Jurgensen, who was with Philadelphia when the Eagles won the league championship in 1960, became the face of the franchise for Washington, was inducted into the Pro Football Hall of Fame and was a broadcaster for the team for decades.

Snead spent seven seasons with the Eagles during an era in which they never reached the playoffs. Despite that, he was picked for the Pro Bowl in 1965, when he threw for 15 touchdowns and 2,346 yards and led a league-high three game-winning drives for a team that finished 5-9.

He bounced around near the end of his career, playing one season for Minnesota, 2 1/2 for the New York Giants and 1 1/2 for San Francisco. He returned to the Giants in 1976 before calling it a career in 1977.

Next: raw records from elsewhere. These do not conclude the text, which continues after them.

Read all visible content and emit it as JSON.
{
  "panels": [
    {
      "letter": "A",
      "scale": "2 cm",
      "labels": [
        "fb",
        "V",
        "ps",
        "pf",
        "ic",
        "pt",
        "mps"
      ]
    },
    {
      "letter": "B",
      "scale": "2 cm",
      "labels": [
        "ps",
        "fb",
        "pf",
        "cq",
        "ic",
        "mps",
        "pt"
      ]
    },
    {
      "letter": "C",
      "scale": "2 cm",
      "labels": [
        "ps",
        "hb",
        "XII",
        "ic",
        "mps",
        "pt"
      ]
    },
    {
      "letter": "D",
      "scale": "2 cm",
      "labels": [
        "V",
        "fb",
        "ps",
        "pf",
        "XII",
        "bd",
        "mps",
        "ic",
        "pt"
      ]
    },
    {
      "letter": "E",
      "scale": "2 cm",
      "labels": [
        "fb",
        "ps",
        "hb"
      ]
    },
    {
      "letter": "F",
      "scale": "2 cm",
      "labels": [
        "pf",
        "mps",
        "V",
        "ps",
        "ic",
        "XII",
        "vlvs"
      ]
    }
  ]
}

Snead went 52-100-7 in 159 NFL starts with 196 touchdowns. His 257 interceptions rank sixth on the career list.

At Wake Forest, he earned All-ACC honors twice while setting more than a dozen conference records over three years (1958-60). After leading the ACC with seven interceptions in a season, Snead once quipped, “I couldn’t run and couldn’t get out of my own way but could throw the football.”

A native of Halifax County, Virginia, who played football, basketball and baseball at Warwick High School, he was inducted into the Virginia Sports Hall of Fame in 1984.